Через несколько секунд в саду не осталось никого, кроме мертвых и умирающих, но Конан заметил какое-то движение людей вдоль окружающих сад стен и крыш.
Он снова вернулся в арсенал и поднялся по лестнице. Пройдя еще несколько комнат с оружием, он оказался в колдовской лаборатории Мага. Бросив мимолетный взгляд на пыльные манускрипты, странные инструменты и диаграммы, Конан двинулся дальше и выбрался на наблюдательную площадку.
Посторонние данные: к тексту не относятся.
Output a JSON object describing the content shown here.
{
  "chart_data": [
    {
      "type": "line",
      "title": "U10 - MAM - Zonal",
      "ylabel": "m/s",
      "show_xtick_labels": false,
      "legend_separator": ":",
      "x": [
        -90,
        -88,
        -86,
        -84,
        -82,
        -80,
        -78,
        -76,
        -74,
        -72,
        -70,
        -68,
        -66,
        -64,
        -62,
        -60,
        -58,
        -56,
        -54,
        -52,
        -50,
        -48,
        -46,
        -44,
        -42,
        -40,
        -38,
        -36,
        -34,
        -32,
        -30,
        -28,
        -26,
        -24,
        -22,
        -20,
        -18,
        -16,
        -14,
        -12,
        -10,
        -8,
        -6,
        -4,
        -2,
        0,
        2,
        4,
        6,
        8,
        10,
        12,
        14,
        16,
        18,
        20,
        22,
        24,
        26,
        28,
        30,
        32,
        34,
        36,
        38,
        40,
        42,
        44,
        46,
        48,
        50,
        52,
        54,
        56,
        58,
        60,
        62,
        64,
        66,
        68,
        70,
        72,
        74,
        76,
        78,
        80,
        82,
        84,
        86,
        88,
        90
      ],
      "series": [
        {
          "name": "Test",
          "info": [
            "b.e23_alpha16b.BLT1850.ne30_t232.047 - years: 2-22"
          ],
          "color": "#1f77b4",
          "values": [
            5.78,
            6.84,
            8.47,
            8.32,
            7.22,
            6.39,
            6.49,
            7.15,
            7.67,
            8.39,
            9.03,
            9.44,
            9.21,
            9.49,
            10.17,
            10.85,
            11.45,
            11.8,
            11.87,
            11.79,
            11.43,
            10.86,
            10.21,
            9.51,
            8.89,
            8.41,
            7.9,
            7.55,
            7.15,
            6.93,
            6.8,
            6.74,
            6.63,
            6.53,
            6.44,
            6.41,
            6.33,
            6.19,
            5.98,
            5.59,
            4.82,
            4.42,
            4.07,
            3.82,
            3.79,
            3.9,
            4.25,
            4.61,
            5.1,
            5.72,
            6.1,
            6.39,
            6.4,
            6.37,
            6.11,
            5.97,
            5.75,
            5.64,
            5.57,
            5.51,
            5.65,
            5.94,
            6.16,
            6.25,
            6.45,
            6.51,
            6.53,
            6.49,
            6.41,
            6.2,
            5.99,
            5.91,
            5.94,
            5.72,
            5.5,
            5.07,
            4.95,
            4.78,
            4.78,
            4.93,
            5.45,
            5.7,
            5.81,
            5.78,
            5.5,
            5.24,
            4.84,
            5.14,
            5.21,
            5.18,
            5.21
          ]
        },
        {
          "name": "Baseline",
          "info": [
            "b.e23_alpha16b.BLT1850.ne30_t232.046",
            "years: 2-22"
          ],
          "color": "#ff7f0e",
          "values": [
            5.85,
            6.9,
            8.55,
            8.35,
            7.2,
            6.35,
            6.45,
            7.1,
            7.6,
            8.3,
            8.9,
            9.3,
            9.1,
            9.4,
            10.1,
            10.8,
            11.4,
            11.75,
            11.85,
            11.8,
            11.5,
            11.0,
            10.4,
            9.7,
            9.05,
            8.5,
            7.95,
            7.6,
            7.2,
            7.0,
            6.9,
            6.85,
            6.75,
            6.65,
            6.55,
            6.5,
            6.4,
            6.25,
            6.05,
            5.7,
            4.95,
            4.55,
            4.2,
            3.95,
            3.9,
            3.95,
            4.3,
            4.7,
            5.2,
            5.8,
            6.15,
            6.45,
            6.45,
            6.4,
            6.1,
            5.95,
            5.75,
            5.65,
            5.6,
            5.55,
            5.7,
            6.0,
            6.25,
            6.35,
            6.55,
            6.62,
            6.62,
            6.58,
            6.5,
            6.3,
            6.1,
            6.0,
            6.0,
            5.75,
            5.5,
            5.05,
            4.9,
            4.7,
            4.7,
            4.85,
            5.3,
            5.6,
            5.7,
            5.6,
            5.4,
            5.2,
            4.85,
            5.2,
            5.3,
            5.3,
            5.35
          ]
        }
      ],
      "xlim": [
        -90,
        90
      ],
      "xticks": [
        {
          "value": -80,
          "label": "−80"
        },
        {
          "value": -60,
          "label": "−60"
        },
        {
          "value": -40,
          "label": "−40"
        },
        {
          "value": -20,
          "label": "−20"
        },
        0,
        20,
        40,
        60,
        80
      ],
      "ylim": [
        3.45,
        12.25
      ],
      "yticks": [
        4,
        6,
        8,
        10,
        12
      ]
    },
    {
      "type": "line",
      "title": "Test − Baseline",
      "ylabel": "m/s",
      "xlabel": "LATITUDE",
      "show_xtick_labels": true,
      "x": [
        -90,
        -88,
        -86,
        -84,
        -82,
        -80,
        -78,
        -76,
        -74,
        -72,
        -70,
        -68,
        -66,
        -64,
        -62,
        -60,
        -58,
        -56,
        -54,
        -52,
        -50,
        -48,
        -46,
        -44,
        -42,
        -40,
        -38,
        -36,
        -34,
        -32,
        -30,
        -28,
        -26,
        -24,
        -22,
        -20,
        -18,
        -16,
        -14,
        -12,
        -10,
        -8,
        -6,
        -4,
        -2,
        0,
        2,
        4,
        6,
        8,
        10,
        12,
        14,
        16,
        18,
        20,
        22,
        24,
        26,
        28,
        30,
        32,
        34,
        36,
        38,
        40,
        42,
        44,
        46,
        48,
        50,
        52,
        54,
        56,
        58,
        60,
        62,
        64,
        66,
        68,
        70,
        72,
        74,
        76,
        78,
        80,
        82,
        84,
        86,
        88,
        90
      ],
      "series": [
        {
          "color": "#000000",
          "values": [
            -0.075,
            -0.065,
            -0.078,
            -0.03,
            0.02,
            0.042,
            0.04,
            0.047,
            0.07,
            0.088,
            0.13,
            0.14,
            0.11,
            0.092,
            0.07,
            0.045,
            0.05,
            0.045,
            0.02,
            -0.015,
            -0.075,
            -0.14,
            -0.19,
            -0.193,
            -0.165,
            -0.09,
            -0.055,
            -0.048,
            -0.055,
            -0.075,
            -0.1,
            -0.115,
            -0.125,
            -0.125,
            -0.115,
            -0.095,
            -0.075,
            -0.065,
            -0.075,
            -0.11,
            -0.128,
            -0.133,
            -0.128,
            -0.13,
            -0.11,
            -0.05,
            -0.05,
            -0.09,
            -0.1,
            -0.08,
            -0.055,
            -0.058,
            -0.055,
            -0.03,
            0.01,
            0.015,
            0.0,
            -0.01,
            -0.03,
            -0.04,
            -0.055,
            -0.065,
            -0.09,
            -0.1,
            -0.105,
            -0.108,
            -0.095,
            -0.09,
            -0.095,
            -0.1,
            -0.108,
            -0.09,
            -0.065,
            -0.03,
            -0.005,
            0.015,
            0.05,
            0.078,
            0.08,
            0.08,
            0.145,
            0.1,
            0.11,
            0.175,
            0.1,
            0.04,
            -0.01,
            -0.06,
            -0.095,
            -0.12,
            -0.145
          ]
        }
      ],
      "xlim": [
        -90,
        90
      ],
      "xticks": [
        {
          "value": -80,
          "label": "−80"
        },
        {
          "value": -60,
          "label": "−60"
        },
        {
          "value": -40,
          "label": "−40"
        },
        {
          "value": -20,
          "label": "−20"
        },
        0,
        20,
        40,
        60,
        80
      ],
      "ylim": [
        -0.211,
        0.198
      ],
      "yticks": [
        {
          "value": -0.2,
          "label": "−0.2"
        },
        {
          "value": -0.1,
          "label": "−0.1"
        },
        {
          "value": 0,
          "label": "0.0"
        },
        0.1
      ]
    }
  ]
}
Отсюда он мог оценить их позицию. Дворец, как он теперь видел, был окружен садами со всех сторон, кроме фасада, перед которым находился внутренний двор. Все было обнесено наружной стеной. Более низкие внутренние стены отделяли друг от от друга сады, напоминая по форме спицы в колесе с высокой наружной стеной в качестве обода.
Сад, в котором они оказались в ловушке, находился на северо-западе от дворца, сразу за внутренним двориком, который был отделен стеной. Другая стена лежала между ним и другим садом на западе. Оба этих сада и Сад Башни находились с внешней стороны от Райского Сада, который был наполовину окружен стенами самого дворца.
За наружной стеной, которая окружала все дворцовые земли, Конан увидел внизу крыши города. Ближайший дом был не дальше тридцати шагов от стены. Везде горел свет: во дворце, в садах и примыкающих домах.
Шум, крики, стоны, проклятия и бряцанье оружия постепенно стихли. Затем из-за стены внутреннего дворика поднялся голос Ольгерда Владислава:
— Ты готов сдаться, Конан?
— Приди и проверь! — засмеялся Конан в ответ.
— Я приду… на рассвете, — уверил его запоросканец. — Можешь считать, что ты уже мертв.
— То же самое ты говорил мне, когда оставил в ущелье обезьяны-дьявола, но я жив, а обезьяна мертва.
Конан говорил по-гиркански. Шум недоверия и злости поднялся со всех сторон. Конан продолжал:
— Езмиты знают, что Маг мертв, Ольгерд?
— Они знают, что Ольгерд Владислав — истинный правитель Янаидара, каким был и всегда! Я не знаю ни как ты убил обезьяну, ни как ты вытащил этих зуагирских собак из камер, но я повешу твою шкуру на эту стену раньше, чем через час после рассвета!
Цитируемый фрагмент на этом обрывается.